Are you making an argument that these buyers would have difficulty if they are buying a bigger house than they currently own? If so, I can see that.
Yes their home value has gone up also, but because everything else has risen by the same margins, something that used to be just a bit out of their price range is now much much further outside of it.
Even equivalent properties are more expensive because they often need work on top of the price, and even if they don’t, the closing costs and cut to realtors are proportionally higher and that doesn’t count toward equity. And folks in V-LCOL areas can’t really move to areas that aren’t equally depressed, because houses in other areas are even more wildly expensive, so we are scraping the lowest cost of the bottom of the low cost barrel already. There’s nowhere to really go like people from HCOL areas can.
So say someone wants to move to the next town over for whatever reason.

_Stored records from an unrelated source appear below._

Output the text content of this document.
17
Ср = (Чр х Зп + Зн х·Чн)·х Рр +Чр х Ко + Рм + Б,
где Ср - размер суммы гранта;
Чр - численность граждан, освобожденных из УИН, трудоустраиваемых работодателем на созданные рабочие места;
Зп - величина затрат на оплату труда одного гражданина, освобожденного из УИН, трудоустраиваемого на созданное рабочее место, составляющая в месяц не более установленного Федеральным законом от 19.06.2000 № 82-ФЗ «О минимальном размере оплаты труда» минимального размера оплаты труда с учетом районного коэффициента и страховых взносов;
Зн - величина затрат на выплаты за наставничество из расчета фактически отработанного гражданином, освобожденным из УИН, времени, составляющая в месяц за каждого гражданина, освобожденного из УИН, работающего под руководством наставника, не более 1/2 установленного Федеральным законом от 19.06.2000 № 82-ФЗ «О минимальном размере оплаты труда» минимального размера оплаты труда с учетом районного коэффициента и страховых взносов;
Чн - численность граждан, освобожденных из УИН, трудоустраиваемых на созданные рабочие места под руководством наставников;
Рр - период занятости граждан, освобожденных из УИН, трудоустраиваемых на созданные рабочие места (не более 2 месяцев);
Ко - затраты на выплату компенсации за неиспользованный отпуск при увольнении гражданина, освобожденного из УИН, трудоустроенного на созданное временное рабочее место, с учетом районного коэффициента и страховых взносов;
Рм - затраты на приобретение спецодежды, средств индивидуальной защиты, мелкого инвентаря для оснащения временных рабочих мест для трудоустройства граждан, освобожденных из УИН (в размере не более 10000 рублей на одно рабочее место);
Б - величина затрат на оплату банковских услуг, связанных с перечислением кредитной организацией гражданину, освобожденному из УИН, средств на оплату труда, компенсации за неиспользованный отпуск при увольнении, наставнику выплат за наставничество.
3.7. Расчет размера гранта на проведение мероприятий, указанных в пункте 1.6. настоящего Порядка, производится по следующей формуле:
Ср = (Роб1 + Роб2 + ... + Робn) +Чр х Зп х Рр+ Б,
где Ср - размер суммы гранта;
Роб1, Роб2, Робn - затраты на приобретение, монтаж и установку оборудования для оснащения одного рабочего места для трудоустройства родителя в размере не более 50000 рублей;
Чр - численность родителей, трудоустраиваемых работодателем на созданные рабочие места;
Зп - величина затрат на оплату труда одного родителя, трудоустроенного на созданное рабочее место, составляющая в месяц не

They have to pay to have their house sold, which is a percentage of sale for whatever dumbass reason (8-10% on average), then the closing costs, inspections, etc. for the place they are buying (2-5%), and that eats right into the equity of the existing house, meaning they have to find something 10-15% lower in absolute terms if they want to come out unencumbered, which used to be a pretty small actual difference but now is pretty substantial (for example, 10% of my purchase price is about 6k, with the current state of things I’d be looking at about 20k) The alternative option is to take out a mortgage for the price difference, at a huge interest rate. But the price increases over the last few years could easily make that mortgage the same as their original mortgage on the place from a decade ago.
So on paper the house is worth more, but because everything else also is, and wages aren’t up, it’s a much larger difference for the buyer than it used to be.